Trade active: Very bullish here, even more so than when I posted the play some time back. Note that DPZ is not a NSDQ stock, but is moving like one. Once S&P turns, this is going to smash through 395.

I am actually adding more here and suggest others follow suit.
Trade active: Fun Fact: This stock provided the pizza that starred in the episode of Spongebob where Squidward turns into Smeagle.

Not-So-Fun-Fact: The metaphor for temptation exuded by the DPZ pizza in the episode was actually not a metaphor at all and continues to tease us every day. Unlike Squidward though, I will not succumb to the temptation to sell because the moment I do, it will surely pop to spite my weak character.
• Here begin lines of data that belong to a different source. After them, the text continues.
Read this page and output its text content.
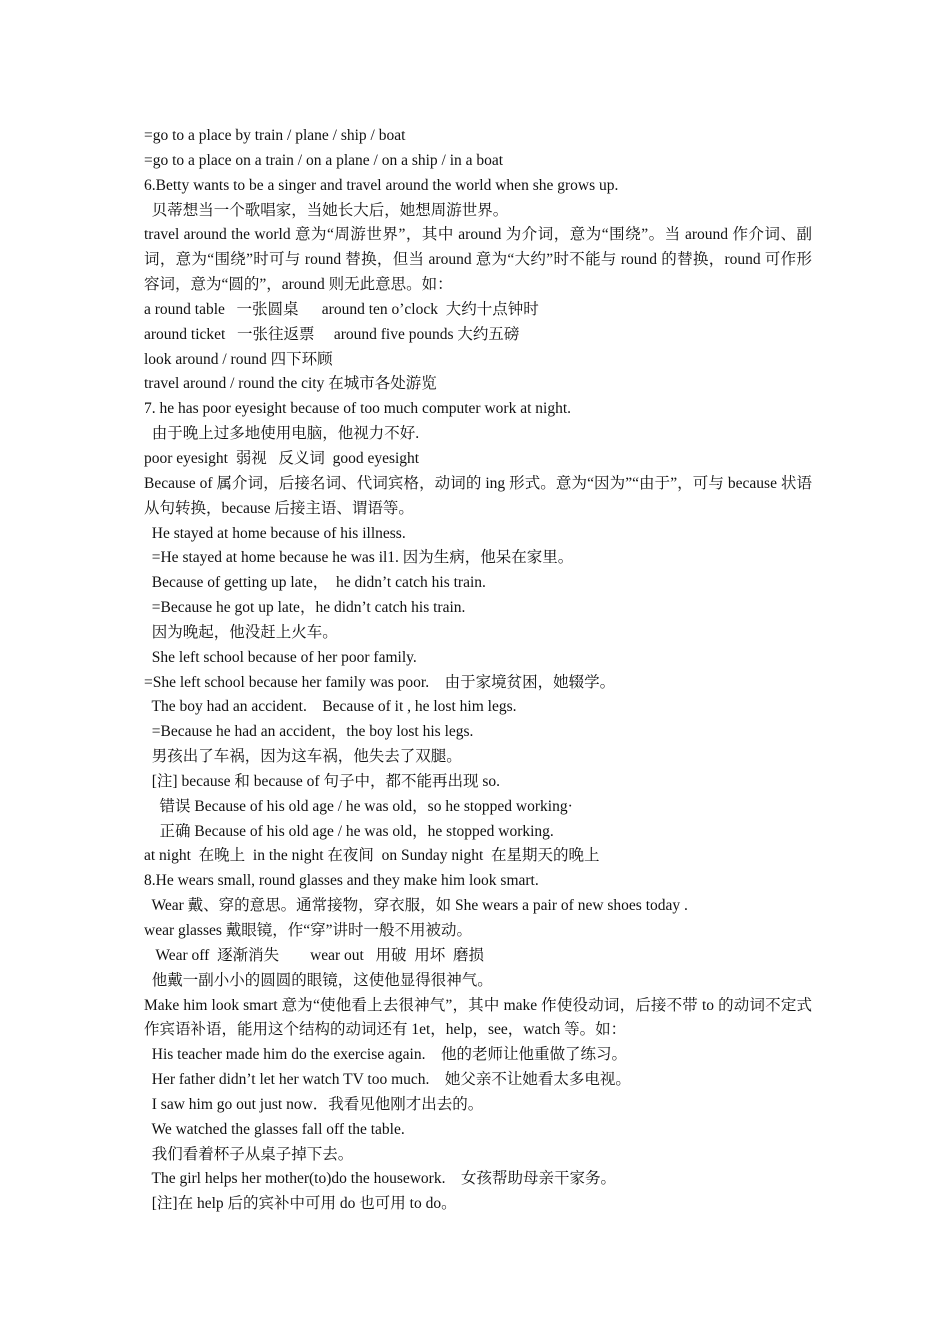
=go to a place by train / plane / ship / boat
=go to a place on a train / on a plane / on a ship / in a boat
6.Betty wants to be a singer and travel around the world when she grows up.
贝蒂想当一个歌唱家，当她长大后，她想周游世界。
travel around the world 意为“周游世界”，其中 around 为介词，意为“围绕”。当 around 作介词、副词，意为“围绕”时可与 round 替换，但当 around 意为“大约”时不能与 round 的替换，round 可作形容词，意为“圆的”，around 则无此意思。如：
a round table   一张圆桌      around ten o’clock  大约十点钟时
around ticket   一张往返票     around five pounds 大约五磅
look around / round 四下环顾
travel around / round the city 在城市各处游览
7. he has poor eyesight because of too much computer work at night.
由于晚上过多地使用电脑，他视力不好.
poor eyesight  弱视   反义词  good eyesight
Because of 属介词，后接名词、代词宾格，动词的 ing 形式。意为“因为”“由于”，可与 because 状语从句转换，because 后接主语、谓语等。
He stayed at home because of his illness.
=He stayed at home because he was il1. 因为生病，他呆在家里。
Because of getting up late，  he didn’t catch his train.
=Because he got up late，he didn’t catch his train.
因为晚起，他没赶上火车。
She left school because of her poor family.
=She left school because her family was poor.    由于家境贫困，她辍学。
The boy had an accident.    Because of it , he lost him legs.
=Because he had an accident，the boy lost his legs.
男孩出了车祸，因为这车祸，他失去了双腿。
[注] because 和 because of 句子中，都不能再出现 so.
错误 Because of his old age / he was old，so he stopped working·
正确 Because of his old age / he was old，he stopped working.
at night  在晚上  in the night 在夜间  on Sunday night  在星期天的晚上
8.He wears small, round glasses and they make him look smart.
Wear 戴、穿的意思。通常接物，穿衣服，如 She wears a pair of new shoes today .
wear glasses 戴眼镜，作“穿”讲时一般不用被动。
Wear off  逐渐消失        wear out   用破  用坏  磨损
他戴一副小小的圆圆的眼镜，这使他显得很神气。
Make him look smart 意为“使他看上去很神气”，其中 make 作使役动词，后接不带 to 的动词不定式作宾语补语，能用这个结构的动词还有 1et，help，see，watch 等。如：
His teacher made him do the exercise again.    他的老师让他重做了练习。
Her father didn’t let her watch TV too much.    她父亲不让她看太多电视。
I saw him go out just now．我看见他刚才出去的。
We watched the glasses fall off the table.
我们看着杯子从桌子掉下去。
The girl helps her mother(to)do the housework.    女孩帮助母亲干家务。
[注]在 help 后的宾补中可用 do 也可用 to do。
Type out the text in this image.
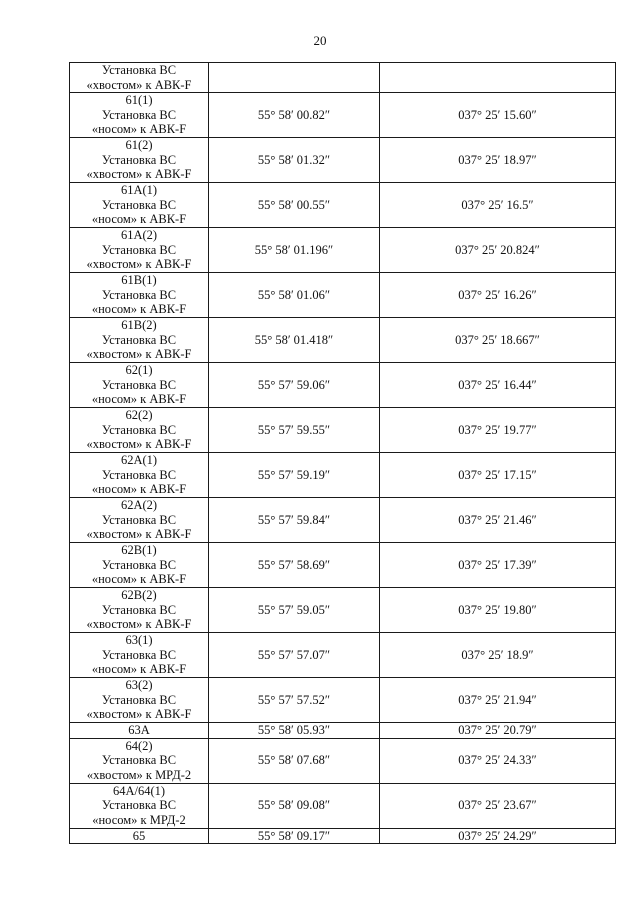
20
Установка ВС
«хвостом» к АВК-F		

61(1)
Установка ВС
«носом» к АВК-F	55° 58′ 00.82″	037° 25′ 15.60″

61(2)
Установка ВС
«хвостом» к АВК-F	55° 58′ 01.32″	037° 25′ 18.97″

61А(1)
Установка ВС
«носом» к АВК-F	55° 58′ 00.55″	037° 25′ 16.5″

61А(2)
Установка ВС
«хвостом» к АВК-F	55° 58′ 01.196″	037° 25′ 20.824″

61В(1)
Установка ВС
«носом» к АВК-F	55° 58′ 01.06″	037° 25′ 16.26″

61В(2)
Установка ВС
«хвостом» к АВК-F	55° 58′ 01.418″	037° 25′ 18.667″

62(1)
Установка ВС
«носом» к АВК-F	55° 57′ 59.06″	037° 25′ 16.44″

62(2)
Установка ВС
«хвостом» к АВК-F	55° 57′ 59.55″	037° 25′ 19.77″

62А(1)
Установка ВС
«носом» к АВК-F	55° 57′ 59.19″	037° 25′ 17.15″

62А(2)
Установка ВС
«хвостом» к АВК-F	55° 57′ 59.84″	037° 25′ 21.46″

62В(1)
Установка ВС
«носом» к АВК-F	55° 57′ 58.69″	037° 25′ 17.39″

62В(2)
Установка ВС
«хвостом» к АВК-F	55° 57′ 59.05″	037° 25′ 19.80″

63(1)
Установка ВС
«носом» к АВК-F	55° 57′ 57.07″	037° 25′ 18.9″

63(2)
Установка ВС
«хвостом» к АВК-F	55° 57′ 57.52″	037° 25′ 21.94″

63А	55° 58′ 05.93″	037° 25′ 20.79″

64(2)
Установка ВС
«хвостом» к МРД-2	55° 58′ 07.68″	037° 25′ 24.33″

64А/64(1)
Установка ВС
«носом» к МРД-2	55° 58′ 09.08″	037° 25′ 23.67″

65	55° 58′ 09.17″	037° 25′ 24.29″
Conclusion: Hold and don't add any more for your own sanity, even if it's probably a good idea in the long-run.
Comment: Not a chance have I sold yet. Have I averaged down over three times? Maybe.

Is that sort of thing a good habit to establish for consistent profits? No, and I'll be disappointed at the rising traders who did.

But, at the same time, I will also be pretty impressed if you were able to hold this long without averaging down, knowing that earnings are coming up.

Bottom Line: I'm in deep, so I'm holding through the report because I believe the trend of smashing the bottom and top + subsequent huge gap up will continue.